There – a great whole class intro lesson to summarizing. But before I sent them off to work in partners, I showed them a helpful handout provided by the program: a checklist of what you need to remember about summarizing.
Now, I’m all for short and sweet and helping students to remember things. As much as I do like these handouts, it can be a bit overwhelming, so the class and I went through each line and I asked them to choose only one or two words from each line to remember.
Instead of “decide on what’s important and what’s not important in the story,” some students circled “decide” or “important.” For “choose the most important events from the story,” most of us chose to circle, “most important.” And so on…
When we were done, I read the words I had circled on my paper and it sounded like poetry!
decide
most important
describe plot
characters, setting
own words
brief
Some excited students started clapping. (Gotta love those kids!)
That’s when it hit me. I thought I would really do something drastic and show the kids blackout poetry! I asked a student to get me a thick, black sharpie and proceeded to black out all the words I did not circle. Some of the kids gasped as I crossed out many of the written words, but when I was done, they were all pretty impressed.
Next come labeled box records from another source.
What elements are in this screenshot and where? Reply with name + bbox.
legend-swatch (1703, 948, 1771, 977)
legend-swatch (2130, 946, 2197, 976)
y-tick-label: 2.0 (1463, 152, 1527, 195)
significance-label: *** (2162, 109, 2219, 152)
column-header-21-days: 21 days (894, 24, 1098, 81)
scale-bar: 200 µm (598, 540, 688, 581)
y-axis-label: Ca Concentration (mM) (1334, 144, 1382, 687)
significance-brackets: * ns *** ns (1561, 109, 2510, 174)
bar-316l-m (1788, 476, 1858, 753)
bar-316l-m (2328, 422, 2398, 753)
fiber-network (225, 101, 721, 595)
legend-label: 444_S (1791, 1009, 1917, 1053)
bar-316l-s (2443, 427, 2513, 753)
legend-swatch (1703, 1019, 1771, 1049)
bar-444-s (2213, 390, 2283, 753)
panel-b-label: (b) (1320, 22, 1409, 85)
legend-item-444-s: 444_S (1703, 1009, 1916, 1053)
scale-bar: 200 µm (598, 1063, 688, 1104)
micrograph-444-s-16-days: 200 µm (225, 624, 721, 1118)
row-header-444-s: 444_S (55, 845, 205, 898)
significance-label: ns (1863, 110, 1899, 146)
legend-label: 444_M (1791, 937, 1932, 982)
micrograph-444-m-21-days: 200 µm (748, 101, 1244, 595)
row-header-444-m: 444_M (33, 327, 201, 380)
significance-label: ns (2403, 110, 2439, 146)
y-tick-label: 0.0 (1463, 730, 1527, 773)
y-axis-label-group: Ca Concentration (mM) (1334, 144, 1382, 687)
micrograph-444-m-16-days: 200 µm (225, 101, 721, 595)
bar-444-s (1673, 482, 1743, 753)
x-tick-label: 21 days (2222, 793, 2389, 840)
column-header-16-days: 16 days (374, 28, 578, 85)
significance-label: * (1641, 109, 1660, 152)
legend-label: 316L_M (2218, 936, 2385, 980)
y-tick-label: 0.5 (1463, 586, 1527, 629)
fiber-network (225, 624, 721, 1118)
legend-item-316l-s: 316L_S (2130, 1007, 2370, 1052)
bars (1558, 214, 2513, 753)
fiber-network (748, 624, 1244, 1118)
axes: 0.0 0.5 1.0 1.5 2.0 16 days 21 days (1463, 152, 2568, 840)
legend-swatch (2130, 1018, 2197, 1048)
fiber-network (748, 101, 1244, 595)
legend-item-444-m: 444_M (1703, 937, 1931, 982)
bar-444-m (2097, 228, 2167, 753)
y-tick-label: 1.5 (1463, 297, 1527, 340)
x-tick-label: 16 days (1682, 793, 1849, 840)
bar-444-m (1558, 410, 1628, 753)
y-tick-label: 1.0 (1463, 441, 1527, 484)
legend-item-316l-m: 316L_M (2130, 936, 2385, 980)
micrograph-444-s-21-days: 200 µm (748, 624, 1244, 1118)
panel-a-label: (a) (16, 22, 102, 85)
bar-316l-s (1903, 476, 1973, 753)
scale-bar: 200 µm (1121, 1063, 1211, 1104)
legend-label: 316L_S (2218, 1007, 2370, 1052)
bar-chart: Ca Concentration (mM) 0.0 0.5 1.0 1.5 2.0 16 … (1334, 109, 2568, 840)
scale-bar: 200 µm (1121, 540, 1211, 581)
Before I was even done reading my black out poem, students were already getting up to get a black marker of their own or scribbling over words with their pencils. It was kind of exciting. They were happily creating their own black out poem about summarizing.
Then it started to strike them: it was a summary about summarizing.
Bam!
Point made.
Through poetry.
It was overtime for us and we needed to move onto our writing project, but I can guarantee that many students will be happy to recite their summary black out poem to start our reading lesson tomorrow.